Delvi. Manajer produksi FBNC.
Betul, Delvi juga seorang warga Indonesia. Dari Delvi saya belajar membangun set untuk acara berita, baik set sungguhan maupun set virtual. Selain itu, saya juga suka mendengarkan cerita-cerita tentang pengalaman dia saat meliput berbagai berita dan membuat documentary features.

Đức. Masterbuilder Vietnam Studio.
Đức pendiam, hanya buka mulut kalau memberikan perintah atau ngomel. Dia mendesain hampir membangun hampir semua set milik BHD. Dia pula yang membangun bioskop milik perusahaan. Pria berjenggot kambing ini suka sekali minum bir, nah kalau mabuk baru dia berbual cerita-cerita konyol nan lucu. Dari dia saya belajar membangun panggung dan bergaul dengan para pembangun panggung.

Bình. Pemimpin BHD.
Dialah yang menggerakan perusahaan tempat saya bekerja. Bình memiliki visi yang bagus, walaupun kadang sulit menjelaskan pada anak buahnya. Memiliki pemikiran yang tepat dalam produksi. Selalu mencari jalan keluar dalam berbagai kondisi sulit. Dia juga keras mempertahankan pendapatnya dan bila merasa benar akan melakukan apa saja dalam kekuasaannya. But yes, he also bow before God. Dari dia saya belajar tirani.

4Perpanjangan Tangan
Inilah dua rekan kerja saya di bagian Desain. Sebenarnya ada seorang lagi, sayang dia datang setelah sembilan bulan jadi cerita tentang dia nanti saja.

Kiệt. Desainer soal cetak mencetak.
Dia lebih mudah daripada saya, namun dari Kiệt saya belajar bahasa Vietnam dan seluk beluk perusahaan. Dialah yang selalu memperbaiki berbagai tulisan Vietnam yang saya tulis. Sebagai gantinya saya ajari semua yang dia minta.

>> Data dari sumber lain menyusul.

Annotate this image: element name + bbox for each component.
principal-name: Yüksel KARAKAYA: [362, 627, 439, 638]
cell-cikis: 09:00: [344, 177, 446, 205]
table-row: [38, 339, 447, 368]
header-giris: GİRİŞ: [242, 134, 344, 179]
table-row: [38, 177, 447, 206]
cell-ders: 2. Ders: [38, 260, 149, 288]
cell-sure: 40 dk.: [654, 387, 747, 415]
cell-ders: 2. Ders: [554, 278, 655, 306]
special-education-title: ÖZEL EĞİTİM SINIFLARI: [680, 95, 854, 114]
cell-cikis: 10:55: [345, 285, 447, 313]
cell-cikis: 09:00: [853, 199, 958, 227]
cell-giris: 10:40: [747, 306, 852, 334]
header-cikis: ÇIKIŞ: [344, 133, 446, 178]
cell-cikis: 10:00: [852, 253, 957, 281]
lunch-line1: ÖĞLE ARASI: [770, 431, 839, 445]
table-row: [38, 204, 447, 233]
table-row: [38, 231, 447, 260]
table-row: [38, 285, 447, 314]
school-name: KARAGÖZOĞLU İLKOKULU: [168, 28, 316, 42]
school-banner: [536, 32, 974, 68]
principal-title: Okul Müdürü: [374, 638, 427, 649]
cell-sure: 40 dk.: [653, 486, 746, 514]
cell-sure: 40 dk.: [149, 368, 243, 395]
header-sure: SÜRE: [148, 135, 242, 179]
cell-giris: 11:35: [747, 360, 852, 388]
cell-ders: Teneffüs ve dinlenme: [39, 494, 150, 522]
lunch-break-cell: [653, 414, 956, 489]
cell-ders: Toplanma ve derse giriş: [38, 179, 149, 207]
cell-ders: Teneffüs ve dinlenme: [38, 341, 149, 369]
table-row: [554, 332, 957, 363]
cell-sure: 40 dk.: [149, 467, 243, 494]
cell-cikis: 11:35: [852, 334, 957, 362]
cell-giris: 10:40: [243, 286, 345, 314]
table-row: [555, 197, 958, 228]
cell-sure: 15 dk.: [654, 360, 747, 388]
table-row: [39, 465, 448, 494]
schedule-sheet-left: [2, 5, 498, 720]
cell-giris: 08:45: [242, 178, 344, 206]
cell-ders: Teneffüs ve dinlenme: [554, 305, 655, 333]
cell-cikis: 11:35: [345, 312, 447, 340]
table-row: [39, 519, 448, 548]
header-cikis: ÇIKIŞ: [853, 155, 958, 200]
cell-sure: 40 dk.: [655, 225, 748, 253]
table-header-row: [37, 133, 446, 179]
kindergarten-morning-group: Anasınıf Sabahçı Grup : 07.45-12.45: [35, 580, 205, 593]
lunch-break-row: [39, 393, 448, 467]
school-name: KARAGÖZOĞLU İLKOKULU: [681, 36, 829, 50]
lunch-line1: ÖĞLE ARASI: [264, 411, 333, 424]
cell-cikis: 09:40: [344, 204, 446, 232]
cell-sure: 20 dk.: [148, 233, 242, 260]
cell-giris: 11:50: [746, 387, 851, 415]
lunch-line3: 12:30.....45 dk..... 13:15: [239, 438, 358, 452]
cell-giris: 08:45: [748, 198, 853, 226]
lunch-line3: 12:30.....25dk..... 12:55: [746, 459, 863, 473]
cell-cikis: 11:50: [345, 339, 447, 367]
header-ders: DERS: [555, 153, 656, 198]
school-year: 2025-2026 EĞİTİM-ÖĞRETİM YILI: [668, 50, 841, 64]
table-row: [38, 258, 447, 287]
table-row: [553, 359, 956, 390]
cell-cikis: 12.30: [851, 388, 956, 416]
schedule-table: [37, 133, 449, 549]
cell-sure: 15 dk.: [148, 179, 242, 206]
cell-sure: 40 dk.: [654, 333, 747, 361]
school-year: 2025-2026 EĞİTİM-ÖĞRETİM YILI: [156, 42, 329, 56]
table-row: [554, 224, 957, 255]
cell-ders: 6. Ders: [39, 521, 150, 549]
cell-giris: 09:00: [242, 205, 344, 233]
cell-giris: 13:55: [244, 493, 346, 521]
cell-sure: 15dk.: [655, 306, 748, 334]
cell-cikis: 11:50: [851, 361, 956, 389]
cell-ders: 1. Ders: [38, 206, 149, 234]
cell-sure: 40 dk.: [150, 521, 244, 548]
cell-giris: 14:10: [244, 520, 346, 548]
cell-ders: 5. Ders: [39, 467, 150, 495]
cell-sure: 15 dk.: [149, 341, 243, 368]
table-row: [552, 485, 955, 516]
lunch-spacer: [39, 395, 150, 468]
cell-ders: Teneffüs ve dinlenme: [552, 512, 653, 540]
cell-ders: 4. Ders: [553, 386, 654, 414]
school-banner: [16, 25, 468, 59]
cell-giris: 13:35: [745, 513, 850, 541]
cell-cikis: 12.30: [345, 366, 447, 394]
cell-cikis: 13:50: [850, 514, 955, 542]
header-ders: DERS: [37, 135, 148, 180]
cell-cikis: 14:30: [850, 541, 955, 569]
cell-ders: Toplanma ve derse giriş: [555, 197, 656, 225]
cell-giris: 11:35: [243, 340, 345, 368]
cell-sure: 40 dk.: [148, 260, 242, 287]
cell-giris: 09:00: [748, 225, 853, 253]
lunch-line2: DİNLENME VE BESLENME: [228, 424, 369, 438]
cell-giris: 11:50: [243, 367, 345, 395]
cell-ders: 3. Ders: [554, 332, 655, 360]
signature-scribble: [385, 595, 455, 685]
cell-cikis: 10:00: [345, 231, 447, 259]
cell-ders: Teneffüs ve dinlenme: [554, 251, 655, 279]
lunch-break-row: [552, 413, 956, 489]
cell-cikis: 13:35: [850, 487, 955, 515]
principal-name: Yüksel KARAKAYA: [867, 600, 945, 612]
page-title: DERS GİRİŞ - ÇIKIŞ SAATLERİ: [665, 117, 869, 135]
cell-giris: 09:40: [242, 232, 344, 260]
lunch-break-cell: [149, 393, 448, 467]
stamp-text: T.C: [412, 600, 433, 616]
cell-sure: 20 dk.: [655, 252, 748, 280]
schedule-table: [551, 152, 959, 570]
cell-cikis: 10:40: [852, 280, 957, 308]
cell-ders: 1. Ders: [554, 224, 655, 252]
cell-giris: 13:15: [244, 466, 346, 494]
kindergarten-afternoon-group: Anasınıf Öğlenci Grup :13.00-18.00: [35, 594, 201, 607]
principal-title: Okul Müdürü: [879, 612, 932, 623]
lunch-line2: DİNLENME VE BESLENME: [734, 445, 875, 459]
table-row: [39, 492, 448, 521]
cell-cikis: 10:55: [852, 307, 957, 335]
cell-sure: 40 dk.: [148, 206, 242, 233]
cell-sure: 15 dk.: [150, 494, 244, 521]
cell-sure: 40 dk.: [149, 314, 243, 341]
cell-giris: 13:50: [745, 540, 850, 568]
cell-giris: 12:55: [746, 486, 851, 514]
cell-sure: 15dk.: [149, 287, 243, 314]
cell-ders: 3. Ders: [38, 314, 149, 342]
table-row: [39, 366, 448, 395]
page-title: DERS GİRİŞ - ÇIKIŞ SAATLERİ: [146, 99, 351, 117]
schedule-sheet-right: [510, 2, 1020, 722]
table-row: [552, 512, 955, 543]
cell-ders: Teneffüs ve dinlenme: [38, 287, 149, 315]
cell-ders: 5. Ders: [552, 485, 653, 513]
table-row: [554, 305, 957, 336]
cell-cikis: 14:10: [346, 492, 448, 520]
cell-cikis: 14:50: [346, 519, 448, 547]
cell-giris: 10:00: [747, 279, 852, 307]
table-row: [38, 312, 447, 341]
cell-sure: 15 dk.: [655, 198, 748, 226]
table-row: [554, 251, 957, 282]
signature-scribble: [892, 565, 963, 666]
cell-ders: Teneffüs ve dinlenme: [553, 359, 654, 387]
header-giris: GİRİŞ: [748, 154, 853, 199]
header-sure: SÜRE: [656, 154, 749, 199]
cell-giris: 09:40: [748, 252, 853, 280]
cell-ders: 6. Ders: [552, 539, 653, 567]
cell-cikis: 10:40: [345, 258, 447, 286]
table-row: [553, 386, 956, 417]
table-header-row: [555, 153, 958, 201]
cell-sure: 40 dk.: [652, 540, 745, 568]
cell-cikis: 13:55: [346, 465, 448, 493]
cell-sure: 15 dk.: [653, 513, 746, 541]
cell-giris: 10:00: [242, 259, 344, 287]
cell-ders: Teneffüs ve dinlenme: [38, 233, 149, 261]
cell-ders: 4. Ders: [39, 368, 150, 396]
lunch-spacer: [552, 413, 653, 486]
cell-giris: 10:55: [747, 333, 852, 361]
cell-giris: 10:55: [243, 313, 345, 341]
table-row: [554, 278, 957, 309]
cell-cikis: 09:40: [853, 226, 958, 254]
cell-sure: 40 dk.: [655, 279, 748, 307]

Thien. Desainer soal panggung.
Thien si anak baru yang sudah dibebani berbagai pekerjaan berat. Dan sanggup! Dari dia belajar berbagai material yang dipergunakan dalam membangun panggung dan cara mengakalinya. Selain membangun panggung dia juga seorang barber.

5 | Syukur
Semua serba membingungkan di negeri ini. Namun Vietnam membuat saya menyadari bahwa mengeluh tak membuat saya sampai di tujuan. Vietnam mengajari saya untuk raise and lead. Vietnam juga mengajarkan bahwa Indonesia adalah negara yang sangat berkecukupan. Dan Vietnam membuat saya selalu berucap syukur.